Les chrétiens chassés de la Ville sainte : frères à recueillir, ou hommes à surveiller ?
On rapporte au camp que le gouverneur d'Égypte aurait jeté hors des murs une part des chrétiens de Jérusalem — Grecs, Syriens, Arméniens —, de crainte qu'ils n'ouvrissent les portes aux nôtres. Ils arrivent par petits groupes, épuisés, parlant une autre langue et priant d'une autre manière. Un clerc de l'ost s'interroge : sont-ils nos frères en Christ à secourir, ou faut-il se souvenir d'Antioche, livrée du dedans ?
Depuis que l'ost s'est rangé sous les murs, il vient au camp des gens que nul n'attendait. Ils arrivent par petits groupes, à pied, la face creusée par la route et la peur. Ceux qui les recueillent disent qu'ils sont chrétiens, et qu'ils fuient la Ville sainte. On assure que le gouverneur d'Égypte, redoutant qu'ils n'ouvrissent une porte aux nôtres comme il s'est fait ailleurs, en aurait chassé une partie hors des remparts. Je n'ai rien vu de ce qui se passe derrière ces murs : je ne rapporte ici que ce que racontent les fuyards. Ce que je tiens pour sûr est d'un autre ordre. Avant-hier, à Bethléem, les chrétiens du lieu sont sortis au-devant du sire Tancrède, croix et reliques en main, pour saluer les nôtres — nos chroniqueurs le rapportent. Que d'autres, à Jérusalem même, aient été jetés dehors, on le dit ; nul des nôtres ne l'a vu.
Qui sont ces hommes ? On les nomme Grecs, Syriens, Arméniens. Ils portent le nom du Christ comme nous, mais leur prière n'est pas la nôtre. Ils chantent l'office en une langue que je n'entends pas, comptent leurs fêtes autrement, et leur obéissance ne va point à Rome mais à leurs propres patriarches ; plusieurs, dit-on, se tiennent tournés vers l'empereur des Grecs, à Constantinople. J'avoue mon étonnement. J'avais cru, en partant, que tous les chrétiens d'Orient nous ressembleraient. Je trouve des frères qui font sur eux le signe de la croix, s'agenouillent devant les mêmes reliques, et pourtant demeurent des étrangers par la langue et par le rite. Cela ne fait pas d'eux des ennemis.

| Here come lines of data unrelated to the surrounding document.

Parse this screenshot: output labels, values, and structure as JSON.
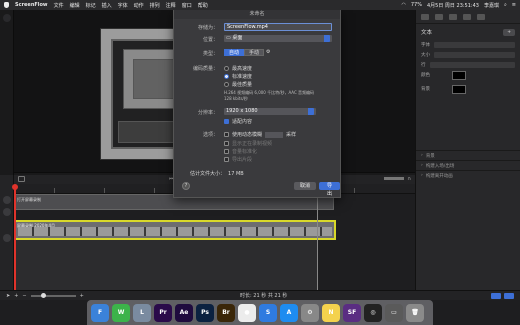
{
  "menubar": {
    "app": "ScreenFlow",
    "items": [
      "文件",
      "编辑",
      "标记",
      "插入",
      "字体",
      "动作",
      "排列",
      "注释",
      "窗口",
      "帮助"
    ],
    "battery": "77%",
    "datetime": "4月5日 周日 23:51:43",
    "user": "李嘉琪"
  },
  "sheet": {
    "title": "未命名",
    "name_label": "存储为：",
    "name_value": "ScreenFlow.mp4",
    "location_label": "位置：",
    "location_value": "桌面",
    "type_label": "类型：",
    "type_auto": "自动",
    "type_manual": "手动",
    "encoding_label": "编码质量：",
    "quality_options": [
      "最高速度",
      "标准速度",
      "最佳质量"
    ],
    "quality_selected": 1,
    "encoding_desc1": "H.264 视频编码 6,000 千比特/秒，AAC 音频编码",
    "encoding_desc2": "128 kbits/秒",
    "resolution_label": "分辨率：",
    "resolution_value": "1920 x 1080",
    "scale_label": "适配内容",
    "options_label": "选项：",
    "opt_dynamic": "使用动态模糊",
    "opt_dynamic_suffix": "采样",
    "opt_disabled": [
      "显示正在录制视频",
      "音量标准化",
      "导出片段"
    ],
    "size_label": "估计文件大小：",
    "size_value": "17 MB",
    "cancel": "取消",
    "export": "导出",
    "help": "?"
  },
  "inspector": {
    "title": "文本",
    "add": "+",
    "rows": [
      "字体",
      "大小",
      "行",
      "颜色",
      "背景"
    ],
    "sections": [
      "背景",
      "构建入场/出场",
      "构建离开动画"
    ]
  },
  "timeline": {
    "track1": "打开屏幕录制",
    "track2": "屏幕录制 2020年4月"
  },
  "bottombar": {
    "duration": "时长: 21 秒 共 21 秒"
  },
  "dock": {
    "apps": [
      {
        "name": "finder-icon",
        "label": "F",
        "color": "#3b82d9"
      },
      {
        "name": "wechat-icon",
        "label": "W",
        "color": "#3cb34a"
      },
      {
        "name": "launchpad-icon",
        "label": "L",
        "color": "#7a8ba0"
      },
      {
        "name": "premiere-icon",
        "label": "Pr",
        "color": "#2a0a4a"
      },
      {
        "name": "after-effects-icon",
        "label": "Ae",
        "color": "#1f0b3e"
      },
      {
        "name": "photoshop-icon",
        "label": "Ps",
        "color": "#0b2140"
      },
      {
        "name": "bridge-icon",
        "label": "Br",
        "color": "#3a2608"
      },
      {
        "name": "photos-icon",
        "label": "●",
        "color": "#ececec"
      },
      {
        "name": "safari-icon",
        "label": "S",
        "color": "#2f7be0"
      },
      {
        "name": "app-store-icon",
        "label": "A",
        "color": "#1e8cf0"
      },
      {
        "name": "settings-icon",
        "label": "⚙",
        "color": "#888"
      },
      {
        "name": "notes-icon",
        "label": "N",
        "color": "#f4d24d"
      },
      {
        "name": "screenflow-icon",
        "label": "SF",
        "color": "#5a2d82"
      },
      {
        "name": "obs-icon",
        "label": "◎",
        "color": "#222"
      },
      {
        "name": "finder-window-icon",
        "label": "▭",
        "color": "#5a5a5a"
      },
      {
        "name": "trash-icon",
        "label": "🗑",
        "color": "#8a8a8a"
      }
    ]
  }
}
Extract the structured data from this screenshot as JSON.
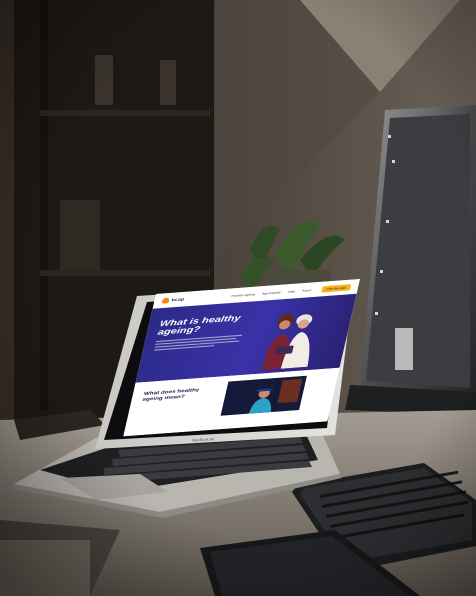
{
  "website": {
    "logo_text": "bcap",
    "nav_items": [
      "Healthy ageing",
      "Age-friendly",
      "Help",
      "About"
    ],
    "cta_label": "Get the app",
    "hero_title": "What is healthy ageing?",
    "section_title": "What does healthy ageing mean?"
  },
  "laptop": {
    "brand_label": "MacBook Air"
  },
  "colors": {
    "brand_navy": "#2b2a88",
    "accent_orange": "#f6b21b",
    "wall": "#5d5449",
    "desk": "#8c857c"
  }
}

Cela m'oblige seulement à regarder de plus près qui je nomme mon frère.
Car la mémoire de l'ost est courte d'un an, et lourde. Antioche est encore fraîche dans tous les esprits : la grande ville où nous demeurâmes tant de mois n'a fini par céder que parce qu'un homme de la place, chrétien du pays à ce que l'on dit, a livré une tour du dedans. Ce souvenir travaille les cœurs. On se répète que l'ennemi peut porter le visage d'un frère, et que la trahison entre par la porte qu'on croit sûre. À quoi s'ajoute la vieille méfiance envers les Grecs, ceux à qui l'on prêta serment au départ et dont beaucoup, ici, s'estiment abandonnés depuis les jours d'Antioche. De sorte que ces pauvres gens qui frappent à notre camp portent, sans le savoir, le poids d'un soupçon qui n'est pas d'eux.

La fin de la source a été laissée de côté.